• Nombre de visites :
  • 2028
  • 21/6/2009
  • Date :

Hayatın Manası (1)

hayat

HÜLASA Kat'iyyen bil ki:

Yaratılışın en yüksek gayesi ve fıtratın en yüce neticesi Allah’a imandır. Ve insaniyetin en yüce mertebesi ve beşeriyetin en büyük makamı, Allah’a iman içindeki marifetullahtır.(Allah bilgisi).

  Cinn ve insin en parlak saadeti ve en tatlı nimeti, o marifetullah içindeki muhabbetullahtır(Allah aşkı). Ve insan ruhu için en hâlis mutluluk ve insan kalbi için en saf sevinç, o muhabbetullah içindeki ruhani lezzettir.

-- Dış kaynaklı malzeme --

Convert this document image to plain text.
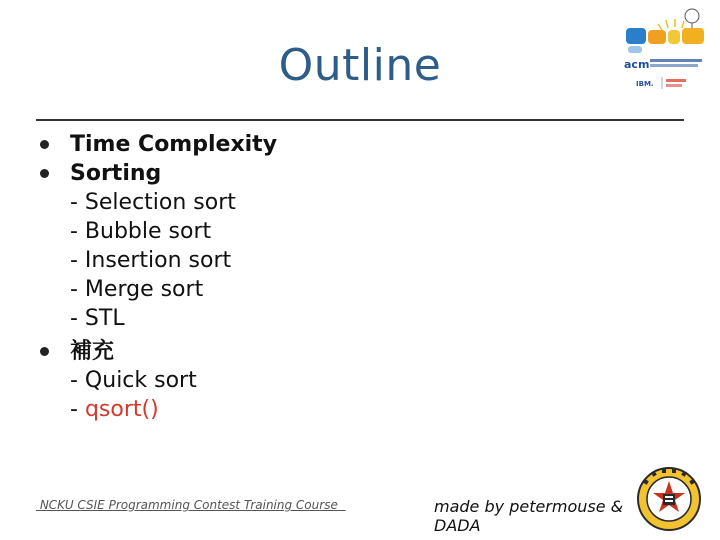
Outline	acm
IBM.
Time Complexity
Sorting
- Selection sort
- Bubble sort
- Insertion sort
- Merge sort
- STL
補充
- Quick sort
- qsort()
NCKU CSIE Programming Contest Training Course	made by petermouse & DADA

Evet bütün hakikî saadet ve hâlis mutluluk ve şirin nimet ve safi lezzet elbette marifetullah ve muhabbetullahtadır.

  Onlar, onsuz olamaz. Cenab-ı Hakk'ı tanıyan ve seven, nihayetsiz saadete, nimete, nurlara, sırlara; ya bilkuvve veya bilfiil sahiptir. Onu hakikî tanımayan, sevmeyen; nihayetsiz sıkıntılara, elemlere ve şüphelere manen ve maddeten mübtela olur. Evet şu perişan dünyada, âvâre insanlar içinde, semeresiz bir hayatta; sahibsiz, hâmîsiz bir surette; âciz, miskin bir insan, bütün dünyanın sultanı da olsa kaç para eder. İşte bu âvâre insanlar içinde, bu perişan fâni dünyada; insan, sahibini tanımazsa, mâlikini bulmazsa, ne kadar çaresiz olduğunu herkes anlar. Eğer sahibini bulsa, mâlikini tanısa, o vakit rahmetine iltica eder, kudretine istinat eder. O vahşetli dünya, bir tenezzühgâha döner ve bir ticaret yeri olur.

Allah kendi cemalini(güzelliğini) ve kemalini(azametini, kudretini) görmek ve göstermek için kainatı ve insanoğlunu yaratmıştır.

  Kainat bir seyir yeridir. İnsan, eşyanın yaratılışında ve varlıkların sanatındaki latif incelik ve nazenin güzellikleri görüp kendisine verilen akıl, göz, kalp, vicdan gibi maddi ve manevi cihazlarla kainatta Allah’ın kudsi isimlerinin tecellilerini tefekkür ederek(düşünerek) görmek, bilmek suretiyle Rabbini tanımalı ve iman etmelidir. İnsanın vazifesi Allah’ın kudsi isimlerinin gizli definelerini açmaktır. Zat-ı Akdes’i(Allah’ı) o isimleriyle tanımaktır. Kanatta ve insanda esma-i hüsnanın her birinin tecellileri vardır. Mesela kainattaki kusursuz düzen “Alim, Kadir” isimlerini; büyük, küçük her türlü canlıya verdiği ihtiyacı olan çeşit çeşit nimetler “Mün’im” ismini; benzersiz güzellikte yarattığı varlıklar “Bedii, Musavvir” isimlerini gösterir.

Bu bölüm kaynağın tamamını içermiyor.